Mobiking in Manchester my first experience of bike sharing

Mobike in Manchester

Mobike came to Manchester on Thursday and I decided to try it out after seeing them next to the MediaCityUK stop.

My scooter was having a service and I was at various MIF 2017 events, so I gave it a try on Saturday afternoon between events (long MIF2017 blog coming soon).

Generally it pretty painless, install the Mobike app (make sure you get the right one!), pay a one time deposit of £29 (which is refundable at anytime) then point your phone at a bike’s QR code; moments later it will unlock and you can ride it. It costs 50p for 30mins of ride time.

It’s not bad but the app feels badly skinned with english, there’s still chinese language bits and paying the deposit could be a lot simpler. Theres also more evidence of its chinese  legacy with the share options only being wechat, qq, qzone and sina weibo. No sharing with fb, twitter, g+, etc…
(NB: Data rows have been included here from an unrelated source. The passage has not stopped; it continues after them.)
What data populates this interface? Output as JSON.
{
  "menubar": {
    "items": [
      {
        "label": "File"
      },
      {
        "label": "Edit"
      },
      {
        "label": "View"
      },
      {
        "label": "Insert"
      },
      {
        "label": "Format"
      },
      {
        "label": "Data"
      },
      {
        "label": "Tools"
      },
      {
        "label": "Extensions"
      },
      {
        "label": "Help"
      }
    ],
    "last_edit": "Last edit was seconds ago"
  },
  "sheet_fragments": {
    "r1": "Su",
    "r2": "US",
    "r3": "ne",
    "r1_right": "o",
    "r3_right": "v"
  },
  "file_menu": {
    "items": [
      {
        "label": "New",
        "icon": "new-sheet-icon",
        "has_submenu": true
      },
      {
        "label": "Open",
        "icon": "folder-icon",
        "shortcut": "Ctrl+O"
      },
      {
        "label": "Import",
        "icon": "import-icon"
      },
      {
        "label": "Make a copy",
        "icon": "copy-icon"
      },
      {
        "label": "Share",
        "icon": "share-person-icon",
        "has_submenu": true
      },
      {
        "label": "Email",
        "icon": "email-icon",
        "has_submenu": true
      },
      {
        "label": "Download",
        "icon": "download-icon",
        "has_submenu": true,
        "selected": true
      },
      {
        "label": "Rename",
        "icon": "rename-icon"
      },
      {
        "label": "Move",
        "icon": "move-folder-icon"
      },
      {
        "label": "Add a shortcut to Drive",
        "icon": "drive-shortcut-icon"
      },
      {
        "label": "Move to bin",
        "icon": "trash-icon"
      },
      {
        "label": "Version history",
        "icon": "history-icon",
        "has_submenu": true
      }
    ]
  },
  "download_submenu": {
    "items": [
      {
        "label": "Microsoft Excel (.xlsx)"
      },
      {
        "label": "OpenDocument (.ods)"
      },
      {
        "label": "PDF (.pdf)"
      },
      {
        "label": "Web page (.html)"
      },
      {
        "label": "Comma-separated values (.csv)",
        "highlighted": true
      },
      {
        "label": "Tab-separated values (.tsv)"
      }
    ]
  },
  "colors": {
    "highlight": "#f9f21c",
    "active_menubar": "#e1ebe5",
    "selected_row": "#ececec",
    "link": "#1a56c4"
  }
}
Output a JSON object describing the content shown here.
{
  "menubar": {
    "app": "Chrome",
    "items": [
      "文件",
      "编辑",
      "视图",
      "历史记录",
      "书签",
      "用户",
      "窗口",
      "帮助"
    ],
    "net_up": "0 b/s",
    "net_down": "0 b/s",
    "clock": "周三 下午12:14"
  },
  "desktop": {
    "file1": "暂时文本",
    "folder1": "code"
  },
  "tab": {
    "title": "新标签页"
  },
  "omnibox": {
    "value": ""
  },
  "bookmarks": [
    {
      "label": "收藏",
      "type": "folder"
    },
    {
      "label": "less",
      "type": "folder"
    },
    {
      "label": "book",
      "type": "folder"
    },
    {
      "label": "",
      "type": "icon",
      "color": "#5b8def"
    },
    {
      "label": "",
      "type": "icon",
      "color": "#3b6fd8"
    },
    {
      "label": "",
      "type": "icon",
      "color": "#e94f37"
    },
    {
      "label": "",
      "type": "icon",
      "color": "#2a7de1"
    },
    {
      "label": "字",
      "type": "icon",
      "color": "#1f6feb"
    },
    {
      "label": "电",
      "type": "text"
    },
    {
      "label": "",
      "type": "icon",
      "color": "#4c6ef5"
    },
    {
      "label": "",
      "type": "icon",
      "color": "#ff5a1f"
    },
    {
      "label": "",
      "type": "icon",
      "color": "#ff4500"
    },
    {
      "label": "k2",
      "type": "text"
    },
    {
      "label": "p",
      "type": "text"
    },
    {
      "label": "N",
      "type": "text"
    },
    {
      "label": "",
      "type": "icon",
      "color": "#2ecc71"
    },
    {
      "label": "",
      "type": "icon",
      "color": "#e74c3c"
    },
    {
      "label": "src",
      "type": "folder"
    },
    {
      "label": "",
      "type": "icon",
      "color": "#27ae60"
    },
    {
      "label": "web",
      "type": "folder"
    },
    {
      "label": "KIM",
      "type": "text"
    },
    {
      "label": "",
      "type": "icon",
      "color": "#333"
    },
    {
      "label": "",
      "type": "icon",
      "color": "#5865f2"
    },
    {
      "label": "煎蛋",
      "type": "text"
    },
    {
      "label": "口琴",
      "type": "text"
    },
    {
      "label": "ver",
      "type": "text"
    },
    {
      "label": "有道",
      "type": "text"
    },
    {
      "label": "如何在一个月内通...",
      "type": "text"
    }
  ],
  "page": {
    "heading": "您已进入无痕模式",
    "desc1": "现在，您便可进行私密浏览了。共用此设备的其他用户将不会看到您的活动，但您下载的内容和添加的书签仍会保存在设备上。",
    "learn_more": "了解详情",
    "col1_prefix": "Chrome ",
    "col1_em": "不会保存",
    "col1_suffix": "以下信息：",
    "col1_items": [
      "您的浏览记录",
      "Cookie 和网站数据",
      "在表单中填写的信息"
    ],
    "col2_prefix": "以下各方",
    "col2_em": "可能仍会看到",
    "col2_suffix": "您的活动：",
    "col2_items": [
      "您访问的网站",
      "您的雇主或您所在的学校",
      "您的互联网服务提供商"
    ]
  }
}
The apps refreshes and shows the bikes near you, which is useful. I did have a serious problem with the app’s permissions which only really needs your location and camera for the QR code reading. thankfully Android 6+ can change the permissions and my app works fine with just those 2 turned on.

The bikes themselves are ok if you are going a short distance but for example I rode 1km which also included a few small hills. The hills were killer as the bikes have no gears and are not very comfortable but practical. The little basket is useful for small things but I kept my laptop bag on my back and put my summer coat in the basket. I didn’t fancy waiting at the lights and someone grabbing my laptop bag.

Honestly I didn’t enjoy riding the bike on the road, on the pavement it handled a lot better. There is no suspicion and the wheels pass every bump straight into your arms and legs. So I stuck to riding on the pavement and canal towpath’s.

When you are finished, you simply lock the bike with the built-in lock and walk away. Simple…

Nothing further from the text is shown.